Мое время истекло. Я попрощался с хозяйкой, пожал руку Тому Уинтерсу и отправился к поезду с чувством удовлетворения от того, что снова встретил его, пусть даже в последний раз.

БЕЛЫЕ ГОРЫ В ОКТЯБРЕ.

Наши городские друзья, которые бегут от жары и пыли, угрожающих болезней и невыносимой скуки своего городского жилья в течение июля и августа, возможно, и находят спасение, но получают мало удовольствия. Мы восхищаемся героизмом, с которым они год за годом терпят неудобства загородного отеля или тесноту в маленьких, полупустых спальнях и довольно жарких чердаках сельских гостиниц, а также общее сокращение и урезание жизненных удобств, что находится в таком поразительном контрасте с изобилием роскоши их собственных городских дворцов. Но они правы. Деревня, при любых скидках, лучше в страшную жару июля и августа, чем город с его жаркими, беспокойными ночами и загрязненным воздухом.

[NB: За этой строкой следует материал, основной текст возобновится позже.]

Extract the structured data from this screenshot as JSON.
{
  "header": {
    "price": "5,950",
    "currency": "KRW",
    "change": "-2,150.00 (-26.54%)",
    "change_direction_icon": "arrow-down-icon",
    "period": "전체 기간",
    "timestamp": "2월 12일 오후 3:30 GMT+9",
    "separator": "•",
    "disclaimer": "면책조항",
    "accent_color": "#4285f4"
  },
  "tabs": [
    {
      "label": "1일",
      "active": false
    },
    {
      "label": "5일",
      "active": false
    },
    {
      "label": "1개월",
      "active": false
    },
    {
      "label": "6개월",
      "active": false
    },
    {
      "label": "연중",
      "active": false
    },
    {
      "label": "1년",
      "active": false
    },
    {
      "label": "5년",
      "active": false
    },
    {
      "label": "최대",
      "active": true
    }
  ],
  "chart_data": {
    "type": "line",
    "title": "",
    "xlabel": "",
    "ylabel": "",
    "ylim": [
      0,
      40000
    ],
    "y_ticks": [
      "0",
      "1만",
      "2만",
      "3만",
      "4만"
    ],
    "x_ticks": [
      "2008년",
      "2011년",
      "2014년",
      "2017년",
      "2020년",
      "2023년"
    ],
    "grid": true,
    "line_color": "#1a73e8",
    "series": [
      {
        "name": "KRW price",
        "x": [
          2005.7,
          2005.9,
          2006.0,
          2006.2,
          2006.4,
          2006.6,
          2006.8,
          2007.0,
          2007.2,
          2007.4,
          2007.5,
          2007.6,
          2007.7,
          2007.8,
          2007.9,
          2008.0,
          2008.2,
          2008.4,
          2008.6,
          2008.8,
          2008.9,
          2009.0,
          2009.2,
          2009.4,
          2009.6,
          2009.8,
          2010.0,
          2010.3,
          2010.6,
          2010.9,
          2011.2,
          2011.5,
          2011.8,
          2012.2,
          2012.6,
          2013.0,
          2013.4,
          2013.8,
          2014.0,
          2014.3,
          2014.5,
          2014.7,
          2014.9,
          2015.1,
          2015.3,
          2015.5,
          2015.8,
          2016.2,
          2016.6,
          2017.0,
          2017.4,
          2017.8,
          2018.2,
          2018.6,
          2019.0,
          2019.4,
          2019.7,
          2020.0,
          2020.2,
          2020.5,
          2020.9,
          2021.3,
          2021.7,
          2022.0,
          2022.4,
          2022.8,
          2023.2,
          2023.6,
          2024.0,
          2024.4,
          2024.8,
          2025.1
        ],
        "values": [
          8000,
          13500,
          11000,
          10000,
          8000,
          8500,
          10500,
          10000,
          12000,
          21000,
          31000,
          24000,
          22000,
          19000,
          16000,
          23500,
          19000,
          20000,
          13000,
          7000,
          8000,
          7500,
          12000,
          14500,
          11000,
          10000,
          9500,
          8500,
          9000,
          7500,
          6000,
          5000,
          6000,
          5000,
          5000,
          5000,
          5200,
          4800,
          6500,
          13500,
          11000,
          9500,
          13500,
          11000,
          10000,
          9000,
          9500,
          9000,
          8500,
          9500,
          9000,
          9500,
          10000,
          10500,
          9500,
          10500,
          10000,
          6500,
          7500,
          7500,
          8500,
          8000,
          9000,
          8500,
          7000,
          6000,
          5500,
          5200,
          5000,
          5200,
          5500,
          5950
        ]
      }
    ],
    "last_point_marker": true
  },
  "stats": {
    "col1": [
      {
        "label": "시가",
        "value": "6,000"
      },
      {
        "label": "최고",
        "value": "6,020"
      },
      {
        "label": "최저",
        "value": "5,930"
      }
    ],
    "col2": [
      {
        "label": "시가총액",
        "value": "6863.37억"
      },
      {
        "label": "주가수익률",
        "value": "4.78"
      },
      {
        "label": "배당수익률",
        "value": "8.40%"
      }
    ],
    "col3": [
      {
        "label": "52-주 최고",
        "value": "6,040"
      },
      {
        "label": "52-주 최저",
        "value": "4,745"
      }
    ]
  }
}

Любой склон холма или долина в деревне, и кров под любой крышей на них или над ними, с широким небесным сводом наверху (не разрезанным на лоскуты и фрагменты промежуточными стенами и верхушками дымоходов), и широкие поля, и трава, и кукуруза, и леса, и их цветы, и освежающие росы и бризы, и все бесконечное разнообразие природы — лучше, чем все приспособления и ухищрения роскоши, с шумом, удушьем и беспокойством городской жизни.

Да, наши городские друзья правы в своем летнем бегстве от

«——улицы, наполненной вечно сменяющимся потоком;»

но они не должны льстить себя надеждой, что их мимолетный взгляд на деревенскую жизнь — их случайный захват ее красоты в середине лета, один свободно вздохнувший вздох их утомленного духа — это знакомство с ней. С таким же успехом можно было бы ожидать, что тот, кто видел Розалинду, самую разностороннюю из героинь Шекспира, только в ее придворном платье на балу у ее дяди-герцога, угадает ее бесконечное разнообразие очарования в Арденнском лесу. Природа устраивает свой прием в июле и августе. Она носит тогда свои самые полные и богатые наряды; если мы можем выразиться легкомысленно, не оскорбляя простоты ее величества, она тогда en pleine toilette. Но любой другой из двенадцати месяцев более живописен, чем летние: бушующий март с его бурлящими потоками, сбрасывающими ледяные оковы; изменчивый апрель с его зеленеющими полями и мелькающими птицами; сладкий, распускающийся, цветущий май; цветочный июнь; плодородный сентябрь; золотой, славный октябрь; унылый, задумчивый ноябрь; и вся зима с ее могучим величием и героическими невзгодами.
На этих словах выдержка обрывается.